The result of this study is consistent with the study of SERT inhibitor on morphine withdrawal syndrome in adult rats (El-Kadi and Sharif, 1995; Lu et al., 2001; RafieianKopaei et al., 1995), indicating that serotonin-mediated transmission plays a significant role in the expression of acute morphine withdrawal syndrome in both adult and neonatal rats. Thus, either a deficiency in the serotonin neurotransmission, which contributes to the expression of withdrawal syndrome, or an increase in serotonin function, which counteracts the mechanisms responsible for the expression of morphine withdrawal syndrome, could explain the therapeutic effect of the SERT inhibitors.
 
However, taking into account the finding that NMDA receptor antagonists, like MK-801 or dextromethorphan, are as effective as SERT inhibitor in attenuating morphine withdrawal syndrome in both adult and neonatal rats (Tanganelli et al., 1991; Tiseo et al., 1994; Tokuyama et al., 1996; Trujillo and Akil, 1991; Yeh et al., 2002), it seems that the neural pathway responsible for withdrawal syndrome is far more complicated.
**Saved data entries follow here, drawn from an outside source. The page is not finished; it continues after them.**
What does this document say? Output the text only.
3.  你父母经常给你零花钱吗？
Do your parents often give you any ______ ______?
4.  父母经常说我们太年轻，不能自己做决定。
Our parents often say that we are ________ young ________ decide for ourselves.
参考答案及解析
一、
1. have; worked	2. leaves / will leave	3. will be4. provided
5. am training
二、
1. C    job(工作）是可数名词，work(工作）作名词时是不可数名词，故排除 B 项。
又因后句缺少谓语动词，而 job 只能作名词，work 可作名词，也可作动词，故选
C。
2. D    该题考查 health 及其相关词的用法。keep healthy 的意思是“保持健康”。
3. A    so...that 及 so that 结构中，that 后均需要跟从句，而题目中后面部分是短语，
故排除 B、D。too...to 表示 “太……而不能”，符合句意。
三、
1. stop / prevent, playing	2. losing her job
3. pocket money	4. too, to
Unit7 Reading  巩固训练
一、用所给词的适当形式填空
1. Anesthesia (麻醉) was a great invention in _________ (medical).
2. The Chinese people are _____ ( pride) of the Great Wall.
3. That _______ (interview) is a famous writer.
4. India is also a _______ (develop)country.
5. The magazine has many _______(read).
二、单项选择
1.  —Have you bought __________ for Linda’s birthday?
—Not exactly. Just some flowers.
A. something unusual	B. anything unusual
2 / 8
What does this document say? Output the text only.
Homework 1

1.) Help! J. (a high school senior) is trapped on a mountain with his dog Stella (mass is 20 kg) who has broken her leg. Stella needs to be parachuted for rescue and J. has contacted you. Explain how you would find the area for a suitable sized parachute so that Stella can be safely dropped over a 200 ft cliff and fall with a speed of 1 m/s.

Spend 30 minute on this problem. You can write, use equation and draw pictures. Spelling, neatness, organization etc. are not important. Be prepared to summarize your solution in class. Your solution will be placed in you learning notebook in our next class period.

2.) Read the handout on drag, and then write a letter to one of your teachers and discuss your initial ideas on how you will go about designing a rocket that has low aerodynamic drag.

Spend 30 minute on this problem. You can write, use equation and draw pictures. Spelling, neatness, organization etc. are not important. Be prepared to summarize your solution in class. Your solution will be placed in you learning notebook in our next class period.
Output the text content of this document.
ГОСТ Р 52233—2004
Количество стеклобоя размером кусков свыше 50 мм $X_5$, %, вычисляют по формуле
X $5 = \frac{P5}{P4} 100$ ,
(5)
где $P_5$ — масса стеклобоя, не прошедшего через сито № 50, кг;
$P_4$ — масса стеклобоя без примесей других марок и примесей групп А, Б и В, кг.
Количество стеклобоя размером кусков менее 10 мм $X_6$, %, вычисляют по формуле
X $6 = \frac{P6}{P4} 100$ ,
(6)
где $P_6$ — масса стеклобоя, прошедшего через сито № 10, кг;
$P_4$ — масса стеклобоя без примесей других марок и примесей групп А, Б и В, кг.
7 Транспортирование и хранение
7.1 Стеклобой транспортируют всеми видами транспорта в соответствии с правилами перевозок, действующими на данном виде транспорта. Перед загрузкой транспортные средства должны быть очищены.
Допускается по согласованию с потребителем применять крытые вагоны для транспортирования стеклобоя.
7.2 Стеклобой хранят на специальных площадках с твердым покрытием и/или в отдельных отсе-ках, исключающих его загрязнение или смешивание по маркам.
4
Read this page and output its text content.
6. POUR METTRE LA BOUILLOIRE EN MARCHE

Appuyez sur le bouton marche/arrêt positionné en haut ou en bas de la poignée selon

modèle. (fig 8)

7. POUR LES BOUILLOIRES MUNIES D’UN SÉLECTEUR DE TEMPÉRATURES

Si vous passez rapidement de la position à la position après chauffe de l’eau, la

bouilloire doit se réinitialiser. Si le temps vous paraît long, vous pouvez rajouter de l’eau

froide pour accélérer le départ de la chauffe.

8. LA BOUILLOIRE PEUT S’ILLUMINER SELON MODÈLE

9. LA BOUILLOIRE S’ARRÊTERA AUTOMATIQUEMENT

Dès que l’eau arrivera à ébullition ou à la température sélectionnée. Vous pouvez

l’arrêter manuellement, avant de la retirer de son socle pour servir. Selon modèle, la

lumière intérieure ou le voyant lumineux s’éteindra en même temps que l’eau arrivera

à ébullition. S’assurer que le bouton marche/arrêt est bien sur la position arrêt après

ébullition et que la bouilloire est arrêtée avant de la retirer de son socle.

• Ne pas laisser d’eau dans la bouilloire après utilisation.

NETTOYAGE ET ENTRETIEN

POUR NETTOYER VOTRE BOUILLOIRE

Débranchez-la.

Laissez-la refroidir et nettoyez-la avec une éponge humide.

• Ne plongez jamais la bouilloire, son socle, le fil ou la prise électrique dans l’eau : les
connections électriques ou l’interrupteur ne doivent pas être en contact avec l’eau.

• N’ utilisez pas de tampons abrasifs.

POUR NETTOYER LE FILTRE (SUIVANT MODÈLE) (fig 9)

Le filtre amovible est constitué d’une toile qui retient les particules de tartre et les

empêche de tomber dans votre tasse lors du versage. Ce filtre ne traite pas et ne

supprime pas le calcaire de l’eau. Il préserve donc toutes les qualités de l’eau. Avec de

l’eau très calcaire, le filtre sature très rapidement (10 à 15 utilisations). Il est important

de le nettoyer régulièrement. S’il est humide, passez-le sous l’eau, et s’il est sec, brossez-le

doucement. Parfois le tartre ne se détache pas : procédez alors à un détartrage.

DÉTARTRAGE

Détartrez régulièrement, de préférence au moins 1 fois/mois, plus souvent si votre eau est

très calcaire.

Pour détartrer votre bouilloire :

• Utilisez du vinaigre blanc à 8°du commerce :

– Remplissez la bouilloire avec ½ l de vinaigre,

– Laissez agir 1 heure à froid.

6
Both glutamate and serotonin neurotransmitter systems might functionally converge in the neural network in generation of the withdrawal syndrome. It might be that the functions of these two systems are altered in an opposite way during abstinence state, in which the function of NMDA receptor system is increased and the function of serotonin system is decrease. Alternatively, the functions of both systems might not be changed at all in the abstinence state. Rather, activation of NMDA receptor is required for the expression of withdrawal syndrome, and enhanced serotonin system in some way could counteract directly or indirectly with it.
 
In summary, the present study supports that SERT inhibitors are of potential in treating the acute morphine withdrawal syndrome in newborn baby. However, any therapeutics use of SERT inhibitors in newborn stage still requires more accurate evaluation of all possible adverse effect and justification of the risk-benefit ratio.